The report also indicated that the average price of Petrol decreased slightly by 0.08% from N626.70 in August 2023, suggesting that consumers paid marginally less for Petrol in September than in August.
However, this does not reflect the reality of many Nigerians who have been struggling to cope with the high cost of living and transportation amid the high inflation rate and scarcity of foreign exchange.
The NBS report also revealed that the average retail price of Petrol varied across states and zones in the country, with some states paying much more than others.
According to the report, Taraba State had the highest average price of N665.56 per litre, followed by Borno and Benue States with N657.37 and N641.29 per litre, respectively.
On the other hand, Rivers, Delta and Jigawa States had the lowest average prices of N602.55, N605.88 and N617.42 per litre, respectively.
On the zonal level, the North-East Zone had the highest average price of N638.33 per litre, while the South-South Zone had the lowest price of N618.47 per litre.
The NBS report did not provide any explanation for the huge variation in Petrol prices across states and zones, but some experts have attributed it to factors such as supply and demand, transportation costs, security challenges and market forces.
The high Petrol prices have sparked public outcry and criticism from various stakeholders, who have called on the government to intervene and address the situation.
Some have also blamed the government for failing to implement the Petroleum Industry Act (PIA), which was signed into law by President Muhammadu Buhari in August 2021.

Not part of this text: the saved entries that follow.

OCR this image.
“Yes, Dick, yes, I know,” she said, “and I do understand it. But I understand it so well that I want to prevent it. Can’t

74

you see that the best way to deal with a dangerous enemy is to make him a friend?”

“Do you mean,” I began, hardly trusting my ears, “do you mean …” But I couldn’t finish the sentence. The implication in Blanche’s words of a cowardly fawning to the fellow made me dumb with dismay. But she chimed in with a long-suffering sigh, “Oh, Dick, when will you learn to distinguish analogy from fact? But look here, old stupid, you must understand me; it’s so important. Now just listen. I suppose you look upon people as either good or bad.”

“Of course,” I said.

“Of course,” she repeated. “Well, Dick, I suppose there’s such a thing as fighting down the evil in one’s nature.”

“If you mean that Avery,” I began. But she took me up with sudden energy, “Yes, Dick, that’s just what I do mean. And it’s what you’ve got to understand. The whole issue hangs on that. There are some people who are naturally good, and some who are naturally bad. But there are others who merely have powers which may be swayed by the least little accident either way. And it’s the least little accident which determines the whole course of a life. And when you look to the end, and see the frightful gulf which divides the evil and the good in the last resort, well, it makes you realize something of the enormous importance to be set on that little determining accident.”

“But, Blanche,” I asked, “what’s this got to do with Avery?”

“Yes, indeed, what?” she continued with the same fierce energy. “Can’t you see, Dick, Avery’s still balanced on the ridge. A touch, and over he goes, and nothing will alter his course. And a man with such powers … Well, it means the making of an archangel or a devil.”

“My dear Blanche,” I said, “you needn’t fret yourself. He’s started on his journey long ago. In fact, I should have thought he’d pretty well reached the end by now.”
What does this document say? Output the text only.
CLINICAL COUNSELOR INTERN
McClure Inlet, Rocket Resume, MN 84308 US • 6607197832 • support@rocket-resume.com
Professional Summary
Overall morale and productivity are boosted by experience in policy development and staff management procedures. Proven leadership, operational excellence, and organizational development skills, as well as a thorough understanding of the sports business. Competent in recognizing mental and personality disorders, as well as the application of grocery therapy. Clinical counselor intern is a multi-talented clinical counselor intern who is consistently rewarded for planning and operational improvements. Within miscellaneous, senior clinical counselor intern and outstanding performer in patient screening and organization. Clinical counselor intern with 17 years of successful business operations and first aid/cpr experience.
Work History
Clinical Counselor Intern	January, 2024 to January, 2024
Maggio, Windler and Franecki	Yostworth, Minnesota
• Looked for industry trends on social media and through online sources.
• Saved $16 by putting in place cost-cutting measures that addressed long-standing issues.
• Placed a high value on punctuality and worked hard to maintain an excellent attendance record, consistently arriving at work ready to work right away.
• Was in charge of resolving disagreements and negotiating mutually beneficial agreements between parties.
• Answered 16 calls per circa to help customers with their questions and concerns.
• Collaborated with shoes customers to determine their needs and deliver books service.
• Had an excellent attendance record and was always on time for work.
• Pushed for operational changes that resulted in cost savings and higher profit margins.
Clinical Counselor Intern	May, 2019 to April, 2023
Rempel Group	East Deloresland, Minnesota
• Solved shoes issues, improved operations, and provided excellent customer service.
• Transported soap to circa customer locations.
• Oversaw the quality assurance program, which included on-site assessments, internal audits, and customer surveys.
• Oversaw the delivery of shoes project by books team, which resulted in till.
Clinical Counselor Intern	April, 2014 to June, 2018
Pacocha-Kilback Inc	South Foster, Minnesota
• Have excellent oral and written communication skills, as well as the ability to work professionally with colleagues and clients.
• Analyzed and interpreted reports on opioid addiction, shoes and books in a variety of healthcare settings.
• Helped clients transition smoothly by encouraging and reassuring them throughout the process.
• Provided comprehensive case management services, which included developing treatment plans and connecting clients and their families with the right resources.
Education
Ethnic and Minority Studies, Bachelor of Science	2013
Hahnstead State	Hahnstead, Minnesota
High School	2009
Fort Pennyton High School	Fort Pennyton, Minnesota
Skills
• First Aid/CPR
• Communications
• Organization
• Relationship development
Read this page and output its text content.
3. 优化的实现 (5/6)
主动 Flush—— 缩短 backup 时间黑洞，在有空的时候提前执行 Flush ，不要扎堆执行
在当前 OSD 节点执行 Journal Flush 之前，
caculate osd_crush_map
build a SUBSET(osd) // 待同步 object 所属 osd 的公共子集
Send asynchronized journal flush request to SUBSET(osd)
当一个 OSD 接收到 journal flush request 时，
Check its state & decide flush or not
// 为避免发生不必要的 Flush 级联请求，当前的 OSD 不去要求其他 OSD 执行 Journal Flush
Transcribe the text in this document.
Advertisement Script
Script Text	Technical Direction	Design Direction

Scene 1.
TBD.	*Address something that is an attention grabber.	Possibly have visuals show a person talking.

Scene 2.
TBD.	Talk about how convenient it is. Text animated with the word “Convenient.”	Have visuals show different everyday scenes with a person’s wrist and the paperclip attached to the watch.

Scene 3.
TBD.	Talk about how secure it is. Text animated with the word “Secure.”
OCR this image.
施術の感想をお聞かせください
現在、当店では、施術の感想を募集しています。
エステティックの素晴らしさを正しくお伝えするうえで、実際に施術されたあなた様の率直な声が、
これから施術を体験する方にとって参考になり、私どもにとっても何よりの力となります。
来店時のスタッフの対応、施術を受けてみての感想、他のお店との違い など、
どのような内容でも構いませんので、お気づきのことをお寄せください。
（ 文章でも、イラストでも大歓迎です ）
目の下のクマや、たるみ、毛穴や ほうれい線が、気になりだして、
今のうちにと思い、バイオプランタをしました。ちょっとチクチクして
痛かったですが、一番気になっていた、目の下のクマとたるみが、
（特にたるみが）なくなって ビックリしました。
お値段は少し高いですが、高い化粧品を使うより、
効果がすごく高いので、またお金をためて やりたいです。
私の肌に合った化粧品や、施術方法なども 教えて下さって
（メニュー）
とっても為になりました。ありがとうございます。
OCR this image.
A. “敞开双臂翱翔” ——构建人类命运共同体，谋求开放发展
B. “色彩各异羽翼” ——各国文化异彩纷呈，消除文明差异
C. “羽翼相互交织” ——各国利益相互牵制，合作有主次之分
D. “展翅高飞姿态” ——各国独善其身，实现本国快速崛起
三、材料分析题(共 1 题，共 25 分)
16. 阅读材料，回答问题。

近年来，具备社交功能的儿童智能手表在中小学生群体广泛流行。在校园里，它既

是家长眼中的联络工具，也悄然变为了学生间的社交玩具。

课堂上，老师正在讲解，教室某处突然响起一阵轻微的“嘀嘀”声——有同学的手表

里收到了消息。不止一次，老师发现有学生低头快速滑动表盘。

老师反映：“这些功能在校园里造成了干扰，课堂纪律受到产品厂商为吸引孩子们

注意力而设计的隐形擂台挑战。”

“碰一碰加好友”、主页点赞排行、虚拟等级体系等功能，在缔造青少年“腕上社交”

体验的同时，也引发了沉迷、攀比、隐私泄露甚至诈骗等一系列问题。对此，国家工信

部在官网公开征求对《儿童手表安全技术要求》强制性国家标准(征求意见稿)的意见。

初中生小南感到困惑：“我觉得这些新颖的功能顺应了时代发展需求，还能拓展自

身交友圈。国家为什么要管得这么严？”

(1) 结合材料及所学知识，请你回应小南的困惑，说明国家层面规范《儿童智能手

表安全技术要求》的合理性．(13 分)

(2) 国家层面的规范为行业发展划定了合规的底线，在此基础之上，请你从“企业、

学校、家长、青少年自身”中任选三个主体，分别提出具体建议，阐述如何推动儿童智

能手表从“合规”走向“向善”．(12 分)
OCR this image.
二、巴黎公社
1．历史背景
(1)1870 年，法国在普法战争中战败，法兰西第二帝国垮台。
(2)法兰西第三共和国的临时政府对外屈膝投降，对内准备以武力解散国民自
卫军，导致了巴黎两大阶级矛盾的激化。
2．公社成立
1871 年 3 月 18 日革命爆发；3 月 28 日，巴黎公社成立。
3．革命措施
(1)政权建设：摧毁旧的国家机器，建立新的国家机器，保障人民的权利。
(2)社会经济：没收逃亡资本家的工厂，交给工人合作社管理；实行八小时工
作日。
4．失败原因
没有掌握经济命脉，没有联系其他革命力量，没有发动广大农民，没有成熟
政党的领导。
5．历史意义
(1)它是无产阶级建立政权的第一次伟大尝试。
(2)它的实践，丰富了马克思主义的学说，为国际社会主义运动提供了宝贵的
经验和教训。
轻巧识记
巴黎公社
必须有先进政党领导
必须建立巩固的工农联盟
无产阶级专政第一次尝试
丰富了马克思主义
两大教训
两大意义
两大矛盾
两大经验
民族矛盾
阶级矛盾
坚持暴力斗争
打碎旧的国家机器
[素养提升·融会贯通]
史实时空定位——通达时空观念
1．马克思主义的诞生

The PIA was expected to reform and restructure the oil and gas sector, attract investment, increase revenue and ensure transparency and accountability.
However, more than a year after its enactment, the PIA has not been fully implemented due to delays in setting up the regulatory agencies and resolving some contentious issues.
The government has also been accused of not providing adequate subsidies or palliatives to cushion the effect of the high Petrol prices on the masses.
Meanwhile, some analysts have warned that the high Petrol prices could have negative implications for the economy and social stability, as they could trigger inflation, reduce consumer spending, increase poverty and fuel social unrest.
They have urged the government to take urgent steps to address the root causes of the problem and provide relief to Nigerians who are already suffering from multiple challenges.